Frequency diagram of measuring points on the 3# board. (a) Board thickness frequency chart. (b) Defect frequency chart.

From Figure 7 and calculation, it can be found that the drift rate of plate thickness frequency is low. The drift rate of plate thickness in working conditions 7 and 8 is between 4% and 6.3%, the drift rate of plate thickness in working conditions 9 and 10 is between 15% and 18%, and the frequency of defect depth can be detected in working conditions 9 and 10, and most of the errors are between 4.2% and 7.1%. In addition, the reflection frequency rate of the steel bundle is concentrated between 8972 kHz and 9372 kHz at condition 7 and detected.
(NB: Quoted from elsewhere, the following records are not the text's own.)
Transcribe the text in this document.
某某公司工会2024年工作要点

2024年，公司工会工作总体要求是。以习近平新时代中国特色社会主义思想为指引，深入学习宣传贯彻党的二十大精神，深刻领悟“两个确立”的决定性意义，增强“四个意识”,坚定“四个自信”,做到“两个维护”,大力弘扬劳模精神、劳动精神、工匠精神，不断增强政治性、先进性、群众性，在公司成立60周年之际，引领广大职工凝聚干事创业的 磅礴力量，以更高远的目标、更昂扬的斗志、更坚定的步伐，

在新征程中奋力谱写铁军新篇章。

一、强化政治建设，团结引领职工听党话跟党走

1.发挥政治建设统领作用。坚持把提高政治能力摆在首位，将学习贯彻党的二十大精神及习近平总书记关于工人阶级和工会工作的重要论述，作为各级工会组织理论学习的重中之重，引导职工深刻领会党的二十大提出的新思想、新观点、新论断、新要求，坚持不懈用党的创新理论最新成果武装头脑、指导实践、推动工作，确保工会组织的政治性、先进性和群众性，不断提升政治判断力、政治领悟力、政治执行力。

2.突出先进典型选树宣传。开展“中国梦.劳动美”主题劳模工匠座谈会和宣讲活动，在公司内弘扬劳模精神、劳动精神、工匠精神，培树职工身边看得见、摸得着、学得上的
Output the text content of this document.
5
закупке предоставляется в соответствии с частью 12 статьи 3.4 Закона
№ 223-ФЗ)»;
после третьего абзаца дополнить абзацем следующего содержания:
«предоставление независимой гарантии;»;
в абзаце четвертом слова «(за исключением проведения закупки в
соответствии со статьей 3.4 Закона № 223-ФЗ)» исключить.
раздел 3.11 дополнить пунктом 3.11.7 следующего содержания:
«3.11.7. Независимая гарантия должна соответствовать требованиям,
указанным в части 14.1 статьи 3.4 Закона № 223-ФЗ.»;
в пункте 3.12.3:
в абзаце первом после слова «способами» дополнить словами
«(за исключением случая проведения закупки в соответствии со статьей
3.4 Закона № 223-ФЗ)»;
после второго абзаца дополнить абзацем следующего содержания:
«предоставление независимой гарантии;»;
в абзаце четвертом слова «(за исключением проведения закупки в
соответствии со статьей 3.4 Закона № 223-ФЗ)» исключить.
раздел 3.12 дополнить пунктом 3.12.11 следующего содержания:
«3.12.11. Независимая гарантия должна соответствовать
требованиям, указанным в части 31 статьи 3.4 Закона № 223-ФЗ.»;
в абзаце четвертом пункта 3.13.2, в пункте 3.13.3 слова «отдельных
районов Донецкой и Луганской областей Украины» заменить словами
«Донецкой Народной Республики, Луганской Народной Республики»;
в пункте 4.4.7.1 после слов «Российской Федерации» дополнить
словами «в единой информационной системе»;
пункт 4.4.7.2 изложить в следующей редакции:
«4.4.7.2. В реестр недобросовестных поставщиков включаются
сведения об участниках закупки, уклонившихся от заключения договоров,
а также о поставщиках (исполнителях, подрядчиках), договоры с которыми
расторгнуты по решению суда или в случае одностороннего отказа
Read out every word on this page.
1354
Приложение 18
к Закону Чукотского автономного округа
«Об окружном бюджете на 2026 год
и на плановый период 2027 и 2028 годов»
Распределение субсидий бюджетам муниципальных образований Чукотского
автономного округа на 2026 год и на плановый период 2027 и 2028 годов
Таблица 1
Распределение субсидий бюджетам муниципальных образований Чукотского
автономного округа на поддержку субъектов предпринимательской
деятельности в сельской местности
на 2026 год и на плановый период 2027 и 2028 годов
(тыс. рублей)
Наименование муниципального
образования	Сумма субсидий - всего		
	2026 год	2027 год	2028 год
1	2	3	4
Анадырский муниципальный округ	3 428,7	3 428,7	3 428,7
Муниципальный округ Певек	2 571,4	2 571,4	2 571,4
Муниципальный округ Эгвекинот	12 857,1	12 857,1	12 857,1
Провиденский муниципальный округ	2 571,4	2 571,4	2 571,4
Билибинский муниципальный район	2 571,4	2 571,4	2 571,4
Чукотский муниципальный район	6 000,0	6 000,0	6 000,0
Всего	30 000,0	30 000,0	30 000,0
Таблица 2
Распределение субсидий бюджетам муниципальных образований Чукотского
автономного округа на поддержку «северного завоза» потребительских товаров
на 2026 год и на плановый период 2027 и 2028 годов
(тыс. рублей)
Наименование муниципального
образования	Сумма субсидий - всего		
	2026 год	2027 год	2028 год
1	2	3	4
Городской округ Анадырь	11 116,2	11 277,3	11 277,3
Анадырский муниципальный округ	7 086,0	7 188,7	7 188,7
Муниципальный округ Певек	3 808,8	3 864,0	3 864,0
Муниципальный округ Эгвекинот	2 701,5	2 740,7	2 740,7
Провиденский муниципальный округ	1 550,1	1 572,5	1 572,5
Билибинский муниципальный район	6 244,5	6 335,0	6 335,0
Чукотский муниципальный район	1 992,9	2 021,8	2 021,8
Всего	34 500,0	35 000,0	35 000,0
The error is between 1.8% and 10.6% compared with the theoretical value of 8814 kHz, which shows that the steel bundle does not affect the detection of grouting defects by the impact-echo method.

5. Conclusion

Through the mutual verification of finite element analysis and field test, the following conclusions can be drawn:(1)The impact echo method can effectively measure the location and depth of defects, and the pipeline material has an impact on the test results. The effects of metal bellows are smaller than that of PVC pipes, and the accuracy is higher. In addition, the larger the frequency drift rate of plate thickness is, the larger the transverse size of the defect is. Therefore, the defect depth can be quantitatively judged by combining the frequency drift rate of plate thickness with the measured defect depth.(2)The critical surface of the defect and the testing surface influence the test results. When they are perpendicular to each other, it is not easy to detect them. And the detection error of defect depth is significant.(3)When the longitudinal reinforcement is small, the reflection signal of the longitudinal support can hardly be detected, so it does not influence the detection of the main test signals such as defects and prestressing tendons. It is difficult for the prestressing steel bar to detect the beam signal when there is a defect, but it does not affect the defect depth signal test.

Data Availability

The data are included within the article.

Conflicts of Interest

The authors declare that there are no conflicts of interest regarding the publication of this paper.